How many hours do you sleep a night? Whatever number your answer is, chances are that you need more. Recent U.S national surveys have found that in the past 50 years, there has been a decrease in self-reported sleep by one and a half to two hours. Studies have shown an association between short sleep duration and chronic conditions such as type 2 diabetes, respiratory disorders, hypertension and obesity.
There is a positive correlation between shortened sleep duration and weight gain. One study even found that getting five or less hours of sleep a night might increase your mortality risk by up to 15%. Sleep deprivation has a direct effect on two important hormones in your body. Ghrelin which stimulates appetite, and leptin which signals to your brain when you become full. If you don’t get the sleep you need, your ghrelin levels increase while your leptin levels decrease. This can increase appetite and decrease satiety (or feeling satisfied), which can result in overeating and weight gain. Sleeping less can also make your brain’s reward centers stay on high alert which can make it hard to say no to comfort foods, usually high-carb snacks. In fact people who do not get enough sleep were found to have increased cravings for unhealthy foods and to snack more after dinner.
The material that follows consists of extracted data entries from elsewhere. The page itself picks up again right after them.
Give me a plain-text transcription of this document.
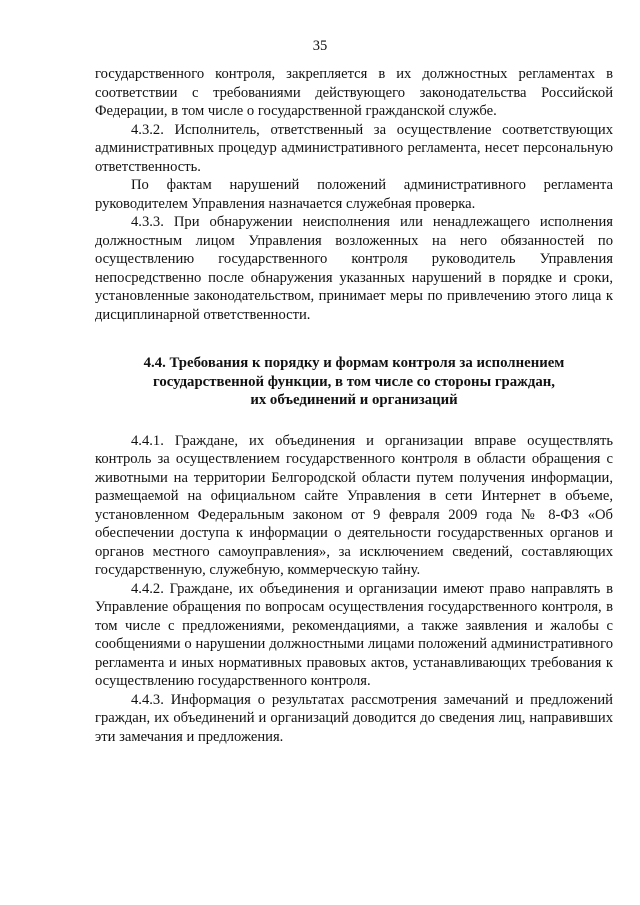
35

государственного контроля, закрепляется в их должностных регламентах в соответствии с требованиями действующего законодательства Российской Федерации, в том числе о государственной гражданской службе.

4.3.2. Исполнитель, ответственный за осуществление соответствующих административных процедур административного регламента, несет персональную ответственность.

По фактам нарушений положений административного регламента руководителем Управления назначается служебная проверка.

4.3.3. При обнаружении неисполнения или ненадлежащего исполнения должностным лицом Управления возложенных на него обязанностей по осуществлению государственного контроля руководитель Управления непосредственно после обнаружения указанных нарушений в порядке и сроки, установленные законодательством, принимает меры по привлечению этого лица к дисциплинарной ответственности.

4.4. Требования к порядку и формам контроля за исполнением

государственной функции, в том числе со стороны граждан,

их объединений и организаций

4.4.1. Граждане, их объединения и организации вправе осуществлять контроль за осуществлением государственного контроля в области обращения с животными на территории Белгородской области путем получения информации, размещаемой на официальном сайте Управления в сети Интернет в объеме, установленном Федеральным законом от 9 февраля 2009 года № 8-ФЗ «Об обеспечении доступа к информации о деятельности государственных органов и органов местного самоуправления», за исключением сведений, составляющих государственную, служебную, коммерческую тайну.

4.4.2. Граждане, их объединения и организации имеют право направлять в Управление обращения по вопросам осуществления государственного контроля, в том числе с предложениями, рекомендациями, а также заявления и жалобы с сообщениями о нарушении должностными лицами положений административного регламента и иных нормативных правовых актов, устанавливающих требования к осуществлению государственного контроля.

4.4.3. Информация о результатах рассмотрения замечаний и предложений граждан, их объединений и организаций доводится до сведения лиц, направивших эти замечания и предложения.
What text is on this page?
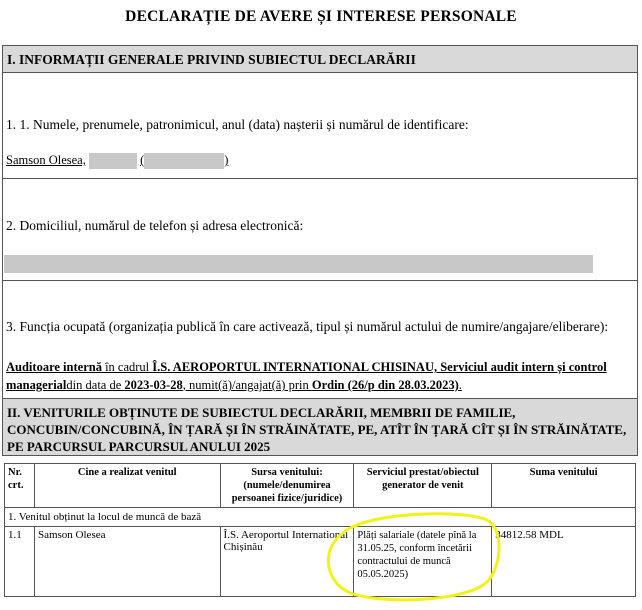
DECLARAȚIE DE AVERE ȘI INTERESE PERSONALE
I. INFORMAȚII GENERALE PRIVIND SUBIECTUL DECLARĂRII
1. 1. Numele, prenumele, patronimicul, anul (data) nașterii și numărul de identificare:
Samson Olesea,	(	)
2. Domiciliul, numărul de telefon și adresa electronică:
3. Funcția ocupată (organizația publică în care activează, tipul și numărul actului de numire/angajare/eliberare):
Auditoare internă în cadrul Î.S. AEROPORTUL INTERNATIONAL CHISINAU, Serviciul audit intern și control
managerialdin data de 2023-03-28, numit(ă)/angajat(ă) prin Ordin (26/p din 28.03.2023).
II. VENITURILE OBȚINUTE DE SUBIECTUL DECLARĂRII, MEMBRII DE FAMILIE,
CONCUBIN/CONCUBINĂ, ÎN ȚARĂ ȘI ÎN STRĂINĂTATE, PE, ATÎT ÎN ȚARĂ CÎT ȘI ÎN STRĂINĂTATE,
PE PARCURSUL PARCURSUL ANULUI 2025
Nr. crt.	Cine a realizat venitul	Sursa venitului: (numele/denumirea persoanei fizice/juridice)	Serviciul prestat/obiectul generator de venit	Suma venitului
1. Venitul obținut la locul de muncă de bază				
1.1	Samson Olesea	Î.S. Aeroportul International Chișinău	Plăți salariale (datele pînă la 31.05.25, conform încetării contractului de muncă 05.05.2025)	34812.58 MDL
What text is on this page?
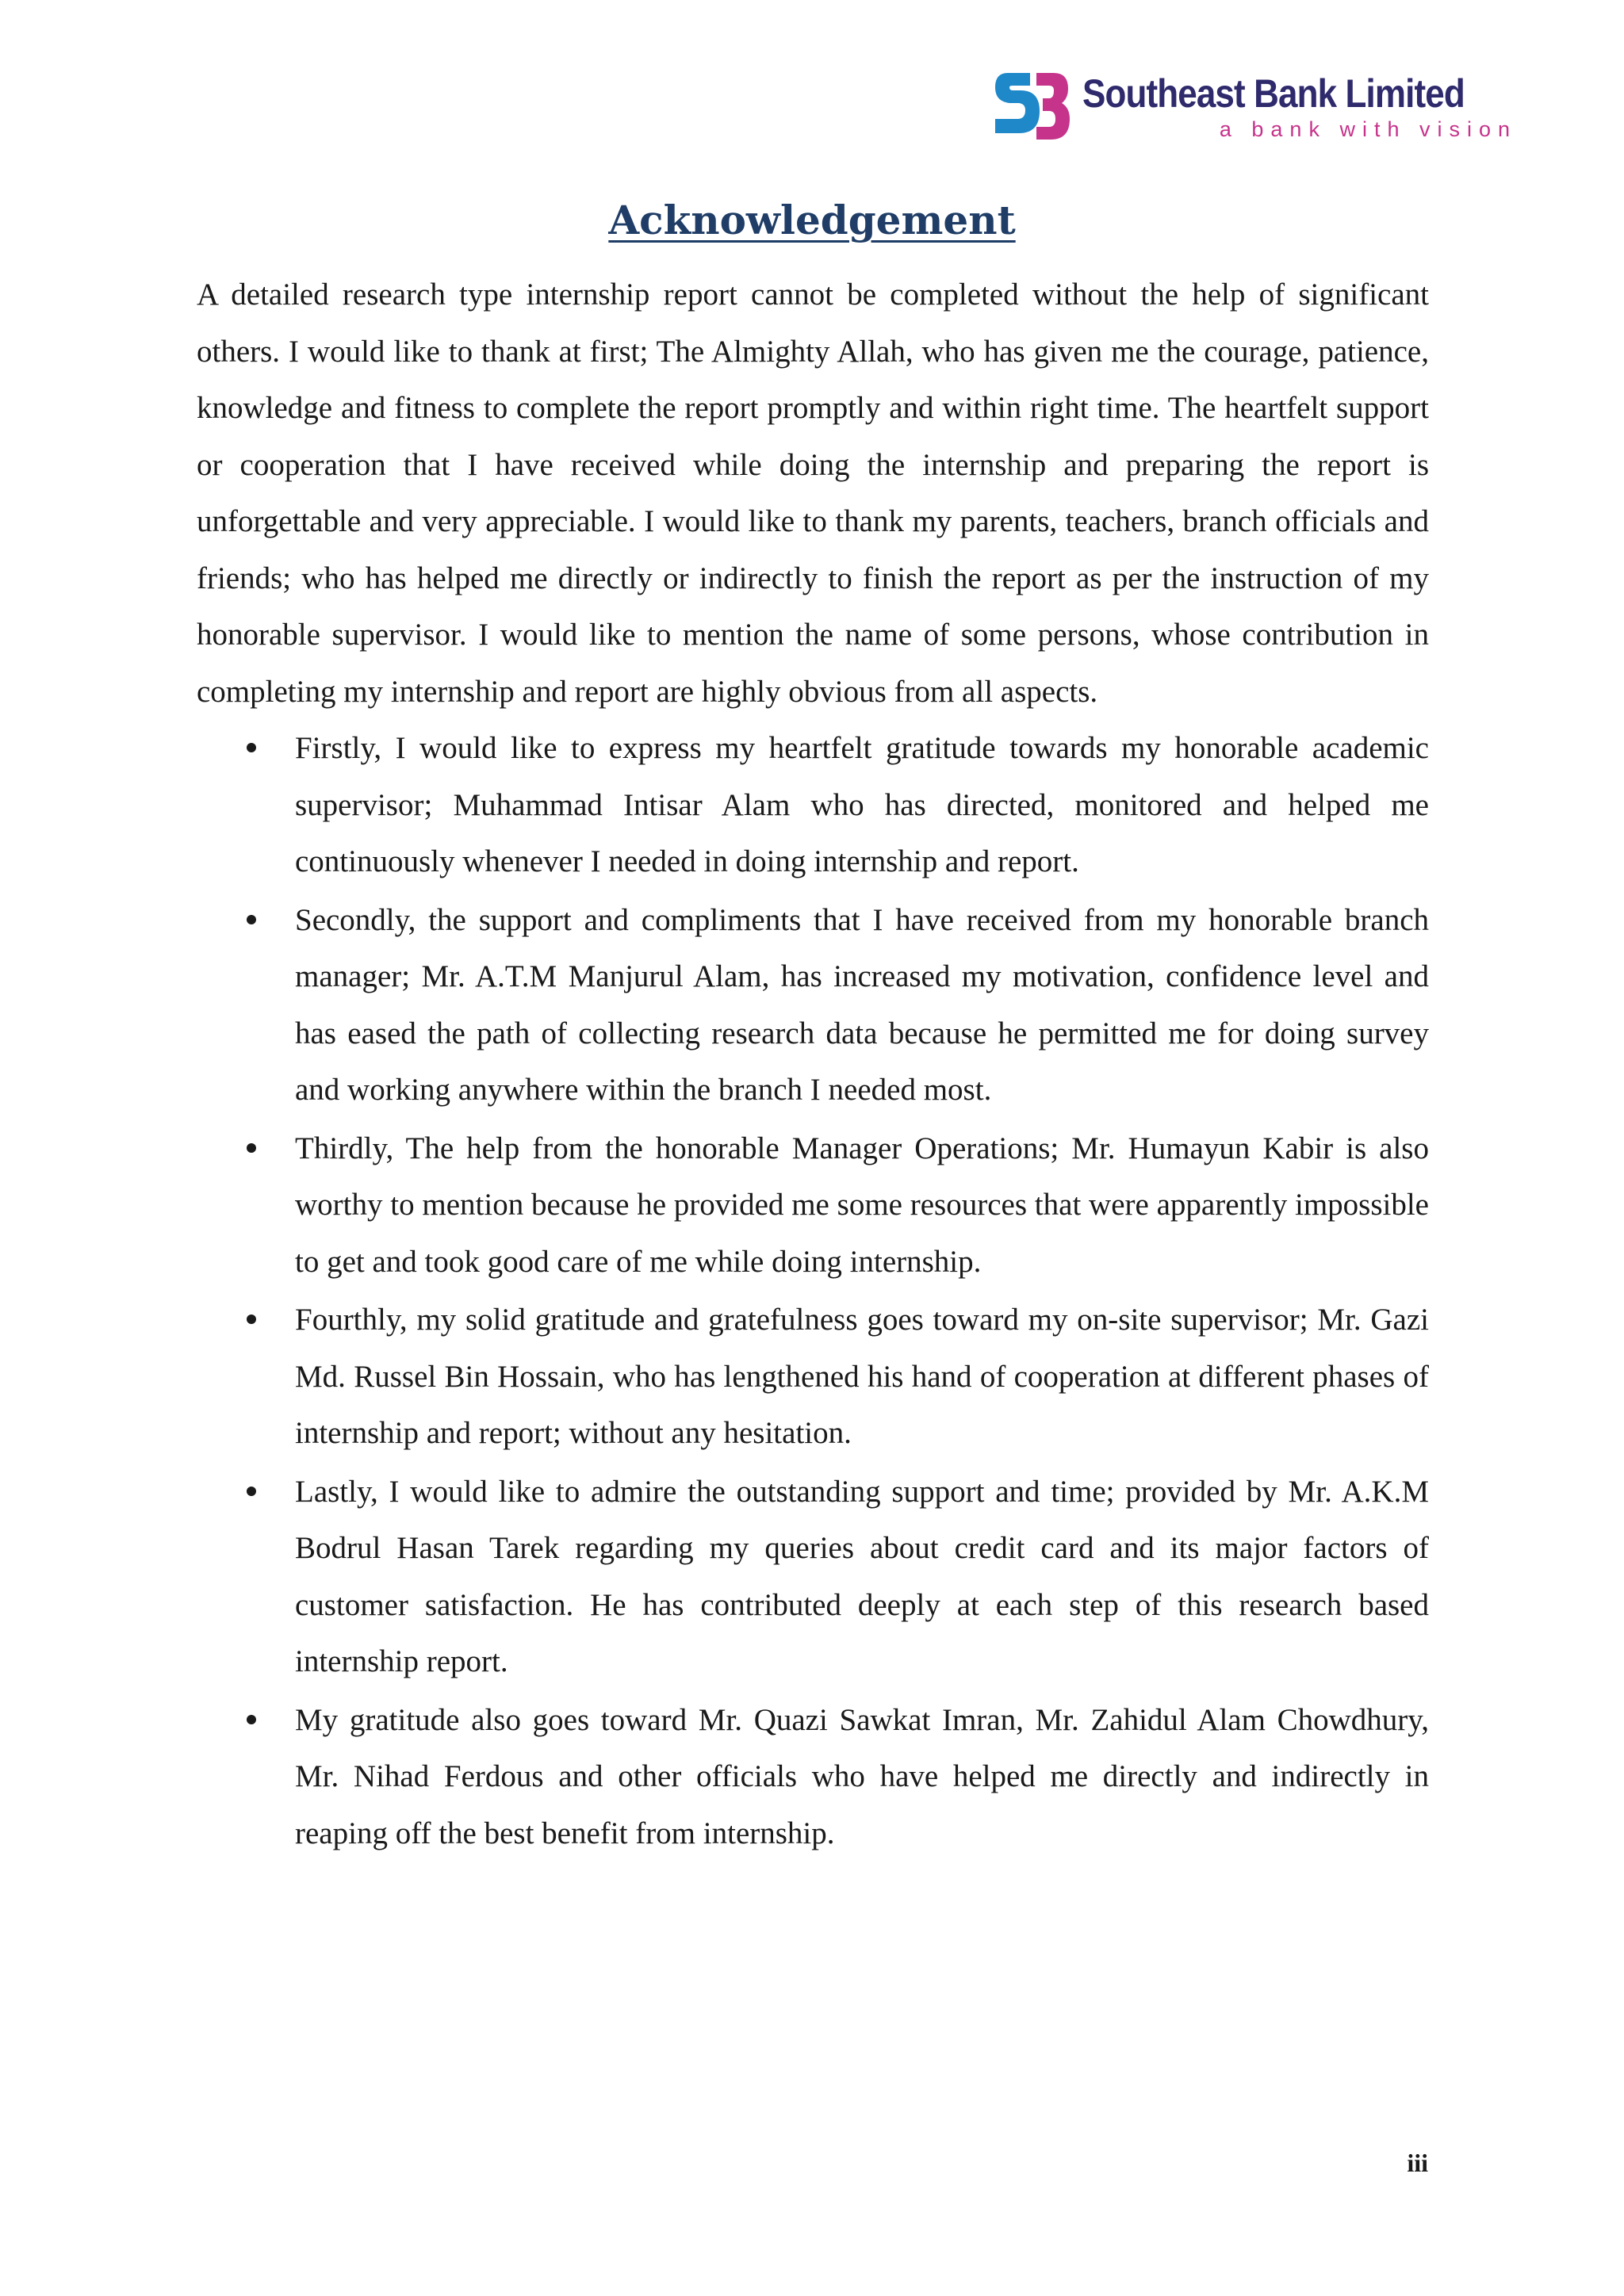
Southeast Bank Limited
a bank with vision
Acknowledgement

A detailed research type internship report cannot be completed without the help of significant others. I would like to thank at first; The Almighty Allah, who has given me the courage, patience, knowledge and fitness to complete the report promptly and within right time. The heartfelt support or cooperation that I have received while doing the internship and preparing the report is unforgettable and very appreciable. I would like to thank my parents, teachers, branch officials and friends; who has helped me directly or indirectly to finish the report as per the instruction of my honorable supervisor. I would like to mention the name of some persons, whose contribution in completing my internship and report are highly obvious from all aspects.

Firstly, I would like to express my heartfelt gratitude towards my honorable academic supervisor; Muhammad Intisar Alam who has directed, monitored and helped me continuously whenever I needed in doing internship and report.
Secondly, the support and compliments that I have received from my honorable branch manager; Mr. A.T.M Manjurul Alam, has increased my motivation, confidence level and has eased the path of collecting research data because he permitted me for doing survey and working anywhere within the branch I needed most.
Thirdly, The help from the honorable Manager Operations; Mr. Humayun Kabir is also worthy to mention because he provided me some resources that were apparently impossible to get and took good care of me while doing internship.
Fourthly, my solid gratitude and gratefulness goes toward my on-site supervisor; Mr. Gazi Md. Russel Bin Hossain, who has lengthened his hand of cooperation at different phases of internship and report; without any hesitation.
Lastly, I would like to admire the outstanding support and time; provided by Mr. A.K.M Bodrul Hasan Tarek regarding my queries about credit card and its major factors of customer satisfaction. He has contributed deeply at each step of this research based internship report.
My gratitude also goes toward Mr. Quazi Sawkat Imran, Mr. Zahidul Alam Chowdhury, Mr. Nihad Ferdous and other officials who have helped me directly and indirectly in reaping off the best benefit from internship.
iii
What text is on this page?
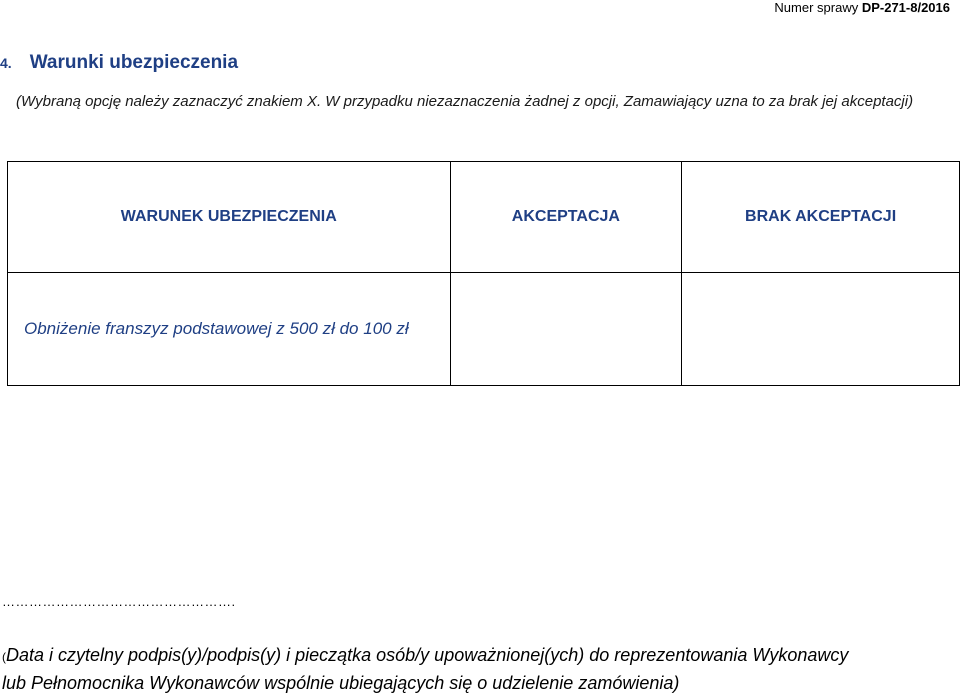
Numer sprawy DP-271-8/2016
4. Warunki ubezpieczenia
(Wybraną opcję należy zaznaczyć znakiem X. W przypadku niezaznaczenia żadnej z opcji, Zamawiający uzna to za brak jej akceptacji)
WARUNEK UBEZPIECZENIA	AKCEPTACJA	BRAK AKCEPTACJI
Obniżenie franszyz podstawowej z 500 zł do 100 zł		
…………………………………………….
(Data i czytelny podpis(y)/podpis(y) i pieczątka osób/y upoważnionej(ych) do reprezentowania Wykonawcy
lub Pełnomocnika Wykonawców wspólnie ubiegających się o udzielenie zamówienia)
Getting an inadequate amount of sleep can trigger an increase in your cortisol levels, which is a stress hormone your body uses to provide the body with glucose or blood sugar. Elevated cortisol over the long term leads to increased blood sugar levels. Sleeping less also makes your body more likely to hold onto fat. One study in particular found that when people cut back on sleep, the amount of weight they lost decreased, and they felt hungrier throughout the day even though their calories remained the same.
Getting adequate, good quality sleep each night is necessary for both your mental and physical health. While you sleep, your brain and body are still working hard. Adequate sleep is important to help your body fight infection, think clearly, support your metabolism and prevent diabetes, as well as enhance your productivity and mental clarity.
So, how do you know if you’re getting enough sleep? You might be suffering from sleep deprivation if you suffer from any of the following:
Fatigue, sleepiness and lack of motivation
Moodiness and irritability
Increased risk of depression
Impaired concentration due to decreased brain activity
Lack of concentration, memory issues, decreased ability to cope with day-to-day stress
Weakened immune system which can result in frequent colds, infection and weight gain
Weight gain or difficulty losing weight
Sticking to a regular sleeping schedule, getting regular exercise, stress management and a consistent bedtime routine can help you get more sleep if you are having trouble falling as well as staying asleep.